487.06 (1) A peace officer or a person acting under a peace officer’s direction is authorized by a warrant issued under section 487.05, an order made under section 487.051 or an authorization granted under section 487.055 or 487.091 to take samples of bodily substances by any of the following means:

 

(a) the plucking of individual hairs from the person, including the root sheath;

 

(b) the taking of buccal swabs by swabbing the lips, tongue and inside cheeks of the mouth to collect epithelial cells; or

 

(c) the taking of blood by pricking the skin surface with a sterile lancet.

                    Appeal dismissed, Abella J. dissenting.

                    Solicitors for the appellant: Royal & Company, Edmonton; Conor Davis, Edmonton.

                    Solicitor for the respondent: Attorney General of Alberta, Edmonton.

                    Solicitor for the intervener the Attorney General of Ontario: Attorney General of Ontario, Toronto.

                    Solicitor for the intervener the Canadian Association of Chiefs of Police: Edmonton Police Service, Edmonton.

                    Solicitors for the intervener the Criminal Lawyers’ Association (Ontario): Abergel Goldstein & Partners, Ottawa.

 



[1]  See, for instance, R. v.
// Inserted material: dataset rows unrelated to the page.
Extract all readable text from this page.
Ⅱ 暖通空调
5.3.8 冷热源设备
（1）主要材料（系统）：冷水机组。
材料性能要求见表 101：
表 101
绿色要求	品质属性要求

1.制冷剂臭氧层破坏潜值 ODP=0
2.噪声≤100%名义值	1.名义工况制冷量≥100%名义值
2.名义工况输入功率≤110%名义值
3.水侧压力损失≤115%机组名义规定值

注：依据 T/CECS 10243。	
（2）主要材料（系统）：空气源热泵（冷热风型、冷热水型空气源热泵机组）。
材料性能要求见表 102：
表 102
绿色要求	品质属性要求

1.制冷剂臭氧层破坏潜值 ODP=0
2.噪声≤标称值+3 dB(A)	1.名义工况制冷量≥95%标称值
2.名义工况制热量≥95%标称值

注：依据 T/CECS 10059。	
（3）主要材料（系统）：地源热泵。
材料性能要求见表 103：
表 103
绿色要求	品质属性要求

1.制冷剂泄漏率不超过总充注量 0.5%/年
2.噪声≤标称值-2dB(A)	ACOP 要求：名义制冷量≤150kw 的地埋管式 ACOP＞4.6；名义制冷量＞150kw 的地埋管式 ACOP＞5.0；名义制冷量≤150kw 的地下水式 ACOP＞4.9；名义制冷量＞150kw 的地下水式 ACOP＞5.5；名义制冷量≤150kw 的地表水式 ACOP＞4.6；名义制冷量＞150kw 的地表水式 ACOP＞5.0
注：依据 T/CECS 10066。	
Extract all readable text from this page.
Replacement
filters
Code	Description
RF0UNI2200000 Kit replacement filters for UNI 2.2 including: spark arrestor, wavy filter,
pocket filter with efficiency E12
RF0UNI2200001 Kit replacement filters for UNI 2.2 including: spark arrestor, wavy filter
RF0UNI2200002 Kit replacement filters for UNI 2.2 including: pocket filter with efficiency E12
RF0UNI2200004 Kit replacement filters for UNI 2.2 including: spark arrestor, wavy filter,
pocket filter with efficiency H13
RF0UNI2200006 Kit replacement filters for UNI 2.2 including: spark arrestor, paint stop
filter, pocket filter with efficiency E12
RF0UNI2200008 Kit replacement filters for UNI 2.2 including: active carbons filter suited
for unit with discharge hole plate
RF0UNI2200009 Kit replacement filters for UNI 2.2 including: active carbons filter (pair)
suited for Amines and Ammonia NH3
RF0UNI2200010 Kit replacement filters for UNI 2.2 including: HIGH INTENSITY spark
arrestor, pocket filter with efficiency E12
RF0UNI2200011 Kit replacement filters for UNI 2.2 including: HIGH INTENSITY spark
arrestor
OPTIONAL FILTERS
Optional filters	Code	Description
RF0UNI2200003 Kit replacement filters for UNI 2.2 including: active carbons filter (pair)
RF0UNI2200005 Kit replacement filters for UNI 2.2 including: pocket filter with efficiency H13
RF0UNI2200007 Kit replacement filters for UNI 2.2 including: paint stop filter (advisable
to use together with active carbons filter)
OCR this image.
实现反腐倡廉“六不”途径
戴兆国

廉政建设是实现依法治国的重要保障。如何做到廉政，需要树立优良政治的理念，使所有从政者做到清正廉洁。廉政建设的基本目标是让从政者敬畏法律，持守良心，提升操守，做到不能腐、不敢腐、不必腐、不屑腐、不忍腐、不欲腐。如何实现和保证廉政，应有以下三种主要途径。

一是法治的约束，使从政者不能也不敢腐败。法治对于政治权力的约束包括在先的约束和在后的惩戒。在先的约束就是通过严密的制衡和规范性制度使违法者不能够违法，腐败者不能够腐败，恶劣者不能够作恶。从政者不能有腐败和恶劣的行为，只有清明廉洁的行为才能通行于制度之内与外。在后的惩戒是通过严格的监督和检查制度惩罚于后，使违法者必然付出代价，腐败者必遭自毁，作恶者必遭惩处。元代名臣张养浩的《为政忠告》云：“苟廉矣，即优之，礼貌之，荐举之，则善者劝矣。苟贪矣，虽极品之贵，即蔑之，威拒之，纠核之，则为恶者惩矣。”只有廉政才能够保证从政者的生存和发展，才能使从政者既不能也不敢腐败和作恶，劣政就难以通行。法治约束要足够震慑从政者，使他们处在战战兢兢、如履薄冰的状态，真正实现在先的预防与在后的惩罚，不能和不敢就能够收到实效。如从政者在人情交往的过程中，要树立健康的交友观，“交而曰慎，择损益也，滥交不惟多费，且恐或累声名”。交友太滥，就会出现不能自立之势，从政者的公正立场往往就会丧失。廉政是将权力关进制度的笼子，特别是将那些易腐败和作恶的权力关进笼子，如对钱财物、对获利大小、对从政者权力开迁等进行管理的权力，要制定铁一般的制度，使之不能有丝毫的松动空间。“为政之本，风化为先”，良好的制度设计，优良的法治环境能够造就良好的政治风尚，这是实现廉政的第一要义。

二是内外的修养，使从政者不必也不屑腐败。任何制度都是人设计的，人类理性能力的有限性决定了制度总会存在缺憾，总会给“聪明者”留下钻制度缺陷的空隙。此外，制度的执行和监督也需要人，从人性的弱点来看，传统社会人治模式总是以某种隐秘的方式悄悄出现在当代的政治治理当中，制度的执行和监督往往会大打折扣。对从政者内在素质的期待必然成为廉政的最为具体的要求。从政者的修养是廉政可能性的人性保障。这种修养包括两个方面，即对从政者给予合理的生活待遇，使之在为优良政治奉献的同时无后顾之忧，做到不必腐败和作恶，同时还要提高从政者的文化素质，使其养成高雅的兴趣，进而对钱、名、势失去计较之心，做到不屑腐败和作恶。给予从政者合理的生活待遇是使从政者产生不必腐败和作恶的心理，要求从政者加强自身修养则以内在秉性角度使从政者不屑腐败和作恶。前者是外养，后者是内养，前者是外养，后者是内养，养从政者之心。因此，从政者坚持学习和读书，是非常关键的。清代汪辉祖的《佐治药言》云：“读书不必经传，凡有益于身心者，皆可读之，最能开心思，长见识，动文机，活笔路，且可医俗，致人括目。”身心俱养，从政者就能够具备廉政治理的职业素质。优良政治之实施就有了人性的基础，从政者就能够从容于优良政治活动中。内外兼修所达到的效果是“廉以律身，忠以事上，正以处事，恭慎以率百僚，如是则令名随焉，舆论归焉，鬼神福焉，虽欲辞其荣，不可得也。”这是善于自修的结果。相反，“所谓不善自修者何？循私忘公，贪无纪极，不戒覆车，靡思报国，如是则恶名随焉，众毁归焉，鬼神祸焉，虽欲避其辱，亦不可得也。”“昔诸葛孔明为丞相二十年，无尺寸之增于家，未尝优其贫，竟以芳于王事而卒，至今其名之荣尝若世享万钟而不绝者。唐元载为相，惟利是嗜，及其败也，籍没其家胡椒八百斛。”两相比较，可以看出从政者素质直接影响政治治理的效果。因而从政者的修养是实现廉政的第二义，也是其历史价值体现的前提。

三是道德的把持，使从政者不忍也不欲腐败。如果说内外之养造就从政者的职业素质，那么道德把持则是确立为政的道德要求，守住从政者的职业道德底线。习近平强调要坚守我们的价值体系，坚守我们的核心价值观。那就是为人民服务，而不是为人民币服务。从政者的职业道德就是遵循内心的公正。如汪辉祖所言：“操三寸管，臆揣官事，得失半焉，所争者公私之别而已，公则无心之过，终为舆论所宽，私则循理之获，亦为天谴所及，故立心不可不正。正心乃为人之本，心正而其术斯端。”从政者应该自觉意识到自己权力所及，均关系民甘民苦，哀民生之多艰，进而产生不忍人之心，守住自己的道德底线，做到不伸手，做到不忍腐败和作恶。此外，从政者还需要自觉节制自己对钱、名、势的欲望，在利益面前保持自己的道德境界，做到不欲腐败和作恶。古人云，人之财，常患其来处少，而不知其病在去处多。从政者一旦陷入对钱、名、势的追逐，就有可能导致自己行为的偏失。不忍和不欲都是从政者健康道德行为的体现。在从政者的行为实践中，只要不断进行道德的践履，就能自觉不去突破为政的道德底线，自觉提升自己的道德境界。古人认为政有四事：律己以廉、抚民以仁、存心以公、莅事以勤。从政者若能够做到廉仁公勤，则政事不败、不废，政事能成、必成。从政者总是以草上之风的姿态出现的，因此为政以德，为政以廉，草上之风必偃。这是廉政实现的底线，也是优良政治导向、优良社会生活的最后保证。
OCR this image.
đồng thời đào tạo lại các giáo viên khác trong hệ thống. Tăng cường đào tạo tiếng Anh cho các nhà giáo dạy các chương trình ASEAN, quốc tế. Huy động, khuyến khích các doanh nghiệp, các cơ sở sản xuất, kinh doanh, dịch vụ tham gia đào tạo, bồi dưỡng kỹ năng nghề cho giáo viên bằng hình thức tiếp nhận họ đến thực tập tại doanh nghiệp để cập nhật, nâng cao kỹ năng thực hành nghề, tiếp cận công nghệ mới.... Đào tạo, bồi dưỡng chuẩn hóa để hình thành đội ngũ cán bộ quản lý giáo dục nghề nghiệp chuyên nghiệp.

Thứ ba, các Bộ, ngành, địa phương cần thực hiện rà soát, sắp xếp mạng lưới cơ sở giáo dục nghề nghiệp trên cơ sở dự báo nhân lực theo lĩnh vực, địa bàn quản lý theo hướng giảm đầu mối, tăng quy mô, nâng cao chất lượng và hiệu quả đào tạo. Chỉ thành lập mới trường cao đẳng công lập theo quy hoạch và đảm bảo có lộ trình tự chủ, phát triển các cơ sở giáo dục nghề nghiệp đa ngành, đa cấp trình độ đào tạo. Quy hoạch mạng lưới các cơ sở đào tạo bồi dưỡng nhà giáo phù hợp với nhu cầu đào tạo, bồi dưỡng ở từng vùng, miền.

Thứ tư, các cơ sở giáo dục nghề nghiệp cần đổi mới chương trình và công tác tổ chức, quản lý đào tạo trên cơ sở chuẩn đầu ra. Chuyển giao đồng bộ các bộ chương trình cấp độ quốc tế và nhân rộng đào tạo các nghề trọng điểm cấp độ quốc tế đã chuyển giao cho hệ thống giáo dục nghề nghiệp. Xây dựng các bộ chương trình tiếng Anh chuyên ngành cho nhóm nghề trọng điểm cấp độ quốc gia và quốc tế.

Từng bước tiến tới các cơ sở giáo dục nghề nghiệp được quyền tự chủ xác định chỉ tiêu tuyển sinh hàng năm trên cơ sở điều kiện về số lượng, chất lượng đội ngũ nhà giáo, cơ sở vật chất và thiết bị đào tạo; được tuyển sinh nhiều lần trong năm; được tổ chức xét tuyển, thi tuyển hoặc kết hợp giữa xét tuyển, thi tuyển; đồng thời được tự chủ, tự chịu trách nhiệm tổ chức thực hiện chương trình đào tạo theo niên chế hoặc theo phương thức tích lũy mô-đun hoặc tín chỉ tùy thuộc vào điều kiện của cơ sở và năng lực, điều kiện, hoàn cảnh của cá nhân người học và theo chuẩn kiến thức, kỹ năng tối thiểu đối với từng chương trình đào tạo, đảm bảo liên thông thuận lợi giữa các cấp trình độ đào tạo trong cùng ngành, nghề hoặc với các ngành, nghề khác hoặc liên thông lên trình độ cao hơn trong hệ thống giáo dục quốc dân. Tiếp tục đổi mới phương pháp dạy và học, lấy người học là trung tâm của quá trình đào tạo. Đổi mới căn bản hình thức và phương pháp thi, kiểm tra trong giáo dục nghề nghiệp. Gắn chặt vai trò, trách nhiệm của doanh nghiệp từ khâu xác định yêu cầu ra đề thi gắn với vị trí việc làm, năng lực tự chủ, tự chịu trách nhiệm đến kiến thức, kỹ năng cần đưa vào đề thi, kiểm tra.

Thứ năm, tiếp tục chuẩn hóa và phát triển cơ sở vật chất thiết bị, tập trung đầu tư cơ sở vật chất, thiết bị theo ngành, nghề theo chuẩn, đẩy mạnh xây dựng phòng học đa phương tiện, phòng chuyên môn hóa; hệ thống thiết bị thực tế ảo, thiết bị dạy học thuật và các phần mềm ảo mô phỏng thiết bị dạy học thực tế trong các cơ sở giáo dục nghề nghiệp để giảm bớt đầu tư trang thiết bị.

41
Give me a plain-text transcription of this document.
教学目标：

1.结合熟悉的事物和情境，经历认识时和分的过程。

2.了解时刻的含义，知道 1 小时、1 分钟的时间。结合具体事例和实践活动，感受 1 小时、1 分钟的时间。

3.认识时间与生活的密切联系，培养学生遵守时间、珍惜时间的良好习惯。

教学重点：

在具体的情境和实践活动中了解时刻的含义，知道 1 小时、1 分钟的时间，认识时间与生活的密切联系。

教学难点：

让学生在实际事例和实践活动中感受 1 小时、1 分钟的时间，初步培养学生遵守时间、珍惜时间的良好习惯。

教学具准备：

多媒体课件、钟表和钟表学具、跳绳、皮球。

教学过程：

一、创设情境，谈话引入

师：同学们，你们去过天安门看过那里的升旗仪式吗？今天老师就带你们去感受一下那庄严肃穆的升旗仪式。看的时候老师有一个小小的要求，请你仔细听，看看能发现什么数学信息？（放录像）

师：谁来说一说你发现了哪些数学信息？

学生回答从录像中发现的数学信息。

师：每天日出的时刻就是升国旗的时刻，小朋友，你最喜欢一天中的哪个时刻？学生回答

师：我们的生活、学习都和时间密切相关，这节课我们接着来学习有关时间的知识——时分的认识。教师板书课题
Laporte, 2012 MBQB 227, 283 Man. R. (2d) 9.

[2]  Further, as noted above, the U.K. legislation upon which the Court relied in Golden distinguishes between a genital swab and strip searches (P.A.C.E., s. 65).  Unlike strip searches, genital swabs are prohibited except on consent and with the authorization of an inspector (P.A.C.E., s. 62(1)).  This is so even though the purpose is to obtain DNA information about someone other than the individual.

[3] The relevant provisions are in an Appendix at the end of these reasons.